5月のインド乗用車販売台数は横ばい
(インド)
ベンガルール発
2025年06月20日
インド自動車工業会(SIAM)は6月16日、5月の自動車統計(出荷ベース)を発表した。乗用車〔多目的車(UV)とバンを含む〕の国内販売台数は30万3,099台で、前年同月比0.8%増と横ばいだった(添付資料表1参照)。前年同月比7.6%増の19万6,821台だったUVと、同12.5%増の1万2,327台だったバンは伸びたが、一般乗用車は同12.2%減の9万3,951台と減少した。なお、表1の数字には含まれていないが、地場タタ・モーターズの乗用車販売台数を含めると、34万4,656台に上る(注1)。タタを除く自動車販売全体(乗用車、二輪車、三輪車)では、同1.8%増の201万2,969台の横ばいだった。
SIAMのラジェシュ・メノン事務局長は「四輪、三輪、二輪ともに、安定した業績だった」と評価した上で、今後数カ月の見込みとして「直近6カ月間でインド準備銀行(RBI、中銀)が政策金利を100ベーシスポイント(bp、1bp=0.01%)利下げしたこと(注2)や、平均以上のモンスーン期の雨量の予測が購入のしやすさや消費者の購買意欲を向上させ、自動車業界全体の底上げにつながる」と期待を寄せた。
メーカー別乗用車販売(添付資料表2参照)では、首位のマルチ・スズキが前年同月比5.6%減の13万5,962台と減少したが、2位のマヒンドラ&マヒンドラは同21.3%増の5万2,431台で、前月から続いての2桁成長だった。現代は同10.8%減の4万3,861台と不調が続く。トヨタ・キルロスカは同22.2%増の2万9,230台で、勢いが続いている。他の日系メーカーでは、ホンダは同18.1%減の3,950台、日産が38.8%減の1,354台と、低迷が続く。統計には含まれていないタタ・モーターズは、電気自動車(EV)を含め、同11.0%減の4万1,557台で、3位相当だった(同社発表)。

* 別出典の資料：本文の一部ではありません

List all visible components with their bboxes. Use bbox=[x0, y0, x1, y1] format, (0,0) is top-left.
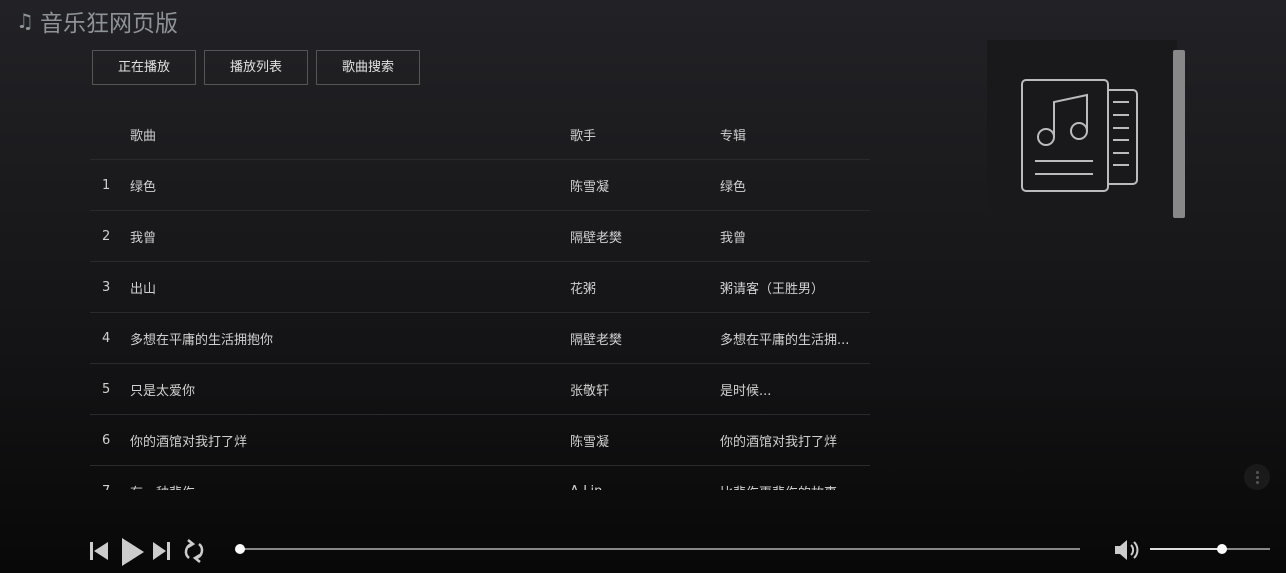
disc-handle bbox=[1173, 50, 1185, 218]
row-index: 2 bbox=[102, 228, 111, 244]
album-name: 你的酒馆对我打了烊 bbox=[720, 434, 838, 450]
album-name: 我曾 bbox=[720, 230, 747, 246]
song-title: 有一种悲伤 bbox=[130, 482, 570, 491]
row-index: 3 bbox=[102, 279, 111, 295]
playlist-music-icon bbox=[1021, 79, 1138, 192]
album-name: 比悲伤更悲伤的故事 bbox=[720, 482, 870, 491]
row-index: 5 bbox=[102, 381, 111, 397]
play-icon[interactable] bbox=[122, 538, 144, 566]
album-name: 多想在平庸的生活拥... bbox=[720, 332, 850, 348]
tab-now-playing[interactable]: 正在播放 bbox=[92, 50, 197, 85]
row-index: 7 bbox=[90, 484, 130, 491]
next-icon[interactable] bbox=[153, 542, 170, 560]
row-index: 1 bbox=[102, 177, 111, 193]
repeat-icon[interactable] bbox=[184, 539, 204, 563]
song-title: 出山 bbox=[130, 281, 157, 297]
volume-fill bbox=[1150, 548, 1222, 550]
song-title: 多想在平庸的生活拥抱你 bbox=[130, 332, 274, 348]
music-note-icon: ♫ bbox=[16, 9, 34, 33]
volume-knob[interactable] bbox=[1217, 544, 1227, 554]
tab-bar: 正在播放 播放列表 歌曲搜索 bbox=[92, 50, 421, 85]
song-title: 我曾 bbox=[130, 230, 157, 246]
album-name: 是时候... bbox=[720, 383, 772, 399]
tab-playlist[interactable]: 播放列表 bbox=[204, 50, 309, 85]
artist-name: 陈雪凝 bbox=[570, 179, 610, 195]
header-album: 专辑 bbox=[720, 129, 747, 144]
row-index: 6 bbox=[102, 432, 111, 448]
app-logo: ♫ 音乐狂网页版 bbox=[16, 4, 178, 38]
artist-name: 张敬轩 bbox=[570, 383, 610, 399]
album-cover bbox=[987, 40, 1177, 225]
album-name: 粥请客（王胜男） bbox=[720, 281, 825, 297]
tab-song-search[interactable]: 歌曲搜索 bbox=[316, 50, 421, 85]
progress-knob[interactable] bbox=[235, 544, 245, 554]
header-song: 歌曲 bbox=[130, 129, 157, 144]
song-title: 你的酒馆对我打了烊 bbox=[130, 434, 248, 450]
song-title: 只是太爱你 bbox=[130, 383, 196, 399]
artist-name: 花粥 bbox=[570, 281, 597, 297]
row-index: 4 bbox=[102, 330, 111, 346]
artist-name: 隔壁老樊 bbox=[570, 332, 623, 348]
table-row[interactable]: 1 绿色 陈雪凝 绿色 bbox=[90, 160, 870, 211]
table-row[interactable]: 7有一种悲伤A-Lin比悲伤更悲伤的故事 bbox=[90, 466, 870, 491]
player-bar bbox=[0, 530, 1286, 570]
more-options-button[interactable] bbox=[1244, 464, 1270, 490]
artist-name: A-Lin bbox=[570, 484, 720, 491]
header-artist: 歌手 bbox=[570, 129, 597, 144]
volume-icon[interactable] bbox=[1113, 538, 1141, 562]
app-title: 音乐狂网页版 bbox=[39, 11, 178, 37]
previous-icon[interactable] bbox=[90, 542, 108, 560]
song-title: 绿色 bbox=[130, 179, 157, 195]
table-row[interactable]: 4 多想在平庸的生活拥抱你 隔壁老樊 多想在平庸的生活拥... bbox=[90, 313, 870, 364]
table-row[interactable]: 6 你的酒馆对我打了烊 陈雪凝 你的酒馆对我打了烊 bbox=[90, 415, 870, 466]
progress-slider[interactable] bbox=[235, 544, 1080, 554]
table-row[interactable]: 3 出山 花粥 粥请客（王胜男） bbox=[90, 262, 870, 313]
table-header: 歌曲 歌手 专辑 bbox=[90, 110, 870, 160]
album-name: 绿色 bbox=[720, 179, 747, 195]
artist-name: 陈雪凝 bbox=[570, 434, 610, 450]
volume-slider[interactable] bbox=[1150, 544, 1270, 554]
artist-name: 隔壁老樊 bbox=[570, 230, 623, 246]
table-row[interactable]: 5 只是太爱你 张敬轩 是时候... bbox=[90, 364, 870, 415]
table-row[interactable]: 2 我曾 隔壁老樊 我曾 bbox=[90, 211, 870, 262]
song-list: 歌曲 歌手 专辑 1 绿色 陈雪凝 绿色 2 我曾 隔壁老樊 我曾 3 出山 花粥 粥请客（王胜男） 4… bbox=[90, 110, 870, 490]
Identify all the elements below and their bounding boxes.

二輪車販売は、前年同月比2.2%増の165万5,927台で、前月から好転した(添付資料表1、3参照)。モペッドは同7.7%減の3万7,264台と減少したものの、スクーターは同7.1%増の57万9,507台、オートバイは増減なしの103万9,156台と持ち直した。メーカー別にみると、前月から首位を奪還したヒーローが同2.0%増の48万8,997台、続くホンダが7.4%減の41万7,250台で、2位だった。TVSモーターは順位を1つ落としたが、同14.1%増の30万9,287台と、安定して成長している。スズキは5位で、同17.1%増の10万7,780台、ヤマハは7位で同28.2%減の4万6,086台だった。なお、地場EV二輪メーカーのオキナワは5月の製造、販売台数ともにゼロだった。生産、販売停止に関する同社の公式発表は行われていないが、車両に対する消防関連の安全性への不安や、厳格化する基準への対応、消費者の信頼失墜などが要因となり、2024年度(2024年4月~2025年3月)の収益が前年度比87%の大幅な減少だったことが報じられている(「エコノミック・タイムズ」紙4月14日)。さらに、元従業員からの給与未払いの申し立てや、販売店からの車両納入不良も報じられており、深刻な経営問題を抱えているとみられる(「ユア・ストーリー」紙2024年8月26日)。
(注1)タタ・モーターズの販売台数は単月の乗用車販売台数のみ公開。自動車販売台数全体とセグメント別、メーカー別、車種別、二輪車、三輪車統計には含まれない。
(注2)RBIは2025年2月、4月、6月に金融政策決定会合を開催し、6.5%から5.5%に政策金利の利下げを行っている。背景には、インフレ率の安定と、米国の関税措置が企業や家計の支出決定に与える影響による物価見通しの下振れが挙げられる(2025年6月11日記事参照)。